Date on Master's Thesis/Doctoral Dissertation


Document Type

Doctoral Dissertation

Degree Name

Ph. D.

Department (Legacy)

Department of Educational and Counseling Psychology

Committee Chair

Stringfield, Sam

Author's Keywords

Stereotype threat; Workplace; Lesbian; Gay; Bisexual; Transgender; Employees; Negative stereotyping; Job performance


Gay rights; Gays--Employment; Bullying in the workplace


Employee retention continues to be a major drain on the resources of organizations, especially in terms of personnel, productivity, and financial resources. One of the primary motivators of employee turnovers established by research is the issue of unfairness in the workplace.
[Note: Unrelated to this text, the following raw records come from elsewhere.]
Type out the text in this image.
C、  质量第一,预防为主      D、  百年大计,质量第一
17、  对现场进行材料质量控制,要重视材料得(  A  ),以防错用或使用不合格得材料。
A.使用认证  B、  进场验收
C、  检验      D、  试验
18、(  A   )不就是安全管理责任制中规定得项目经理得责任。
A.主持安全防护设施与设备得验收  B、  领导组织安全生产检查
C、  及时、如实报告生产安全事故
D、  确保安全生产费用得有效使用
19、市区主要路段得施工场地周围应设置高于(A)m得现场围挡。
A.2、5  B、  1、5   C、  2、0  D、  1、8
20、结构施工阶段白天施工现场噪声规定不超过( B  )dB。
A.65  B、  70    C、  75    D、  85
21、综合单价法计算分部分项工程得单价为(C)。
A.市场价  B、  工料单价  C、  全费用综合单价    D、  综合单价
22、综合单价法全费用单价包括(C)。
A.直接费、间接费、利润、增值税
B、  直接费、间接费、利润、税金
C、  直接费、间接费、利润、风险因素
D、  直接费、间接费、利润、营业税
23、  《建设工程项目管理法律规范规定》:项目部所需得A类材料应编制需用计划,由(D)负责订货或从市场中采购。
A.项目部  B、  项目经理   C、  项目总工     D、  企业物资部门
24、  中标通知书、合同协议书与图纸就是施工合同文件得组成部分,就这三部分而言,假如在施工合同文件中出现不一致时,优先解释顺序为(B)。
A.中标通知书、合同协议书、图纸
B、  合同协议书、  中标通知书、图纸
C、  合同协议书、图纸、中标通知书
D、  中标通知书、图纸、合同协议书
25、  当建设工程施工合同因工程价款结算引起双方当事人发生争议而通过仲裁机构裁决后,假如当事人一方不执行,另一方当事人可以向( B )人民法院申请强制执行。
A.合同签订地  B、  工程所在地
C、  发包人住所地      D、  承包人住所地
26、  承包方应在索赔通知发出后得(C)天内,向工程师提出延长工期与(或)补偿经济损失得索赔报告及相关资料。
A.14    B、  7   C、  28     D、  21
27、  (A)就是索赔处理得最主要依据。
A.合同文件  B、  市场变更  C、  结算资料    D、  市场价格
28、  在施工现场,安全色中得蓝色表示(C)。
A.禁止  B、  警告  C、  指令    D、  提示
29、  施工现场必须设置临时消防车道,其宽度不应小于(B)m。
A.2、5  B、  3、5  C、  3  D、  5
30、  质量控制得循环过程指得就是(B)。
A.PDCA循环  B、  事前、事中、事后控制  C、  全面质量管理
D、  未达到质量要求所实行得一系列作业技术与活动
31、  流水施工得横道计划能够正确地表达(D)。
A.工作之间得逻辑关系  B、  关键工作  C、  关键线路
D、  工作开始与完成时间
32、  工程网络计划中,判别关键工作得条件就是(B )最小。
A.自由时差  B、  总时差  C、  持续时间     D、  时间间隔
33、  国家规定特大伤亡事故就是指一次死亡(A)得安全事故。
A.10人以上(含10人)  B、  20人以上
This study investigated the dimensions of unfairness related to being a lesbian, gay, bisexual, or transgender employee. Specifically, the issue of stereotype threat and its effect on job performance was explored. Using an on-line survey, members of LGBT labor union caucuses and LGBT employee resource groups were asked to complete a questionnaire that assessed demographic differences and responses to issues of self-monitoring, concern for appropriateness, and self-efficacy as they related to the employee's experience of stereotype and job performance. Hierarchical regression analyses and structural equation modeling were used to ascertain the effect and systemic relationships between the variables. This study documented the presence of stereotype threat in the workplace. It was also found that self-efficacy completely mediates the effect of stereotype threat on job performance. Furthermore, more subtle indirect effects of stereotype threat were found. Additionally, mechanisms that affect how the employee adapts to his/her situation were explored. It was concluded that stereotyping of lesbian, gay, bisexual, and transgender employees can directly and indirectly affect the levels of job performance in the workplace. In short, when an employee feels unfairly treated the likelihood of employee turnovers increases.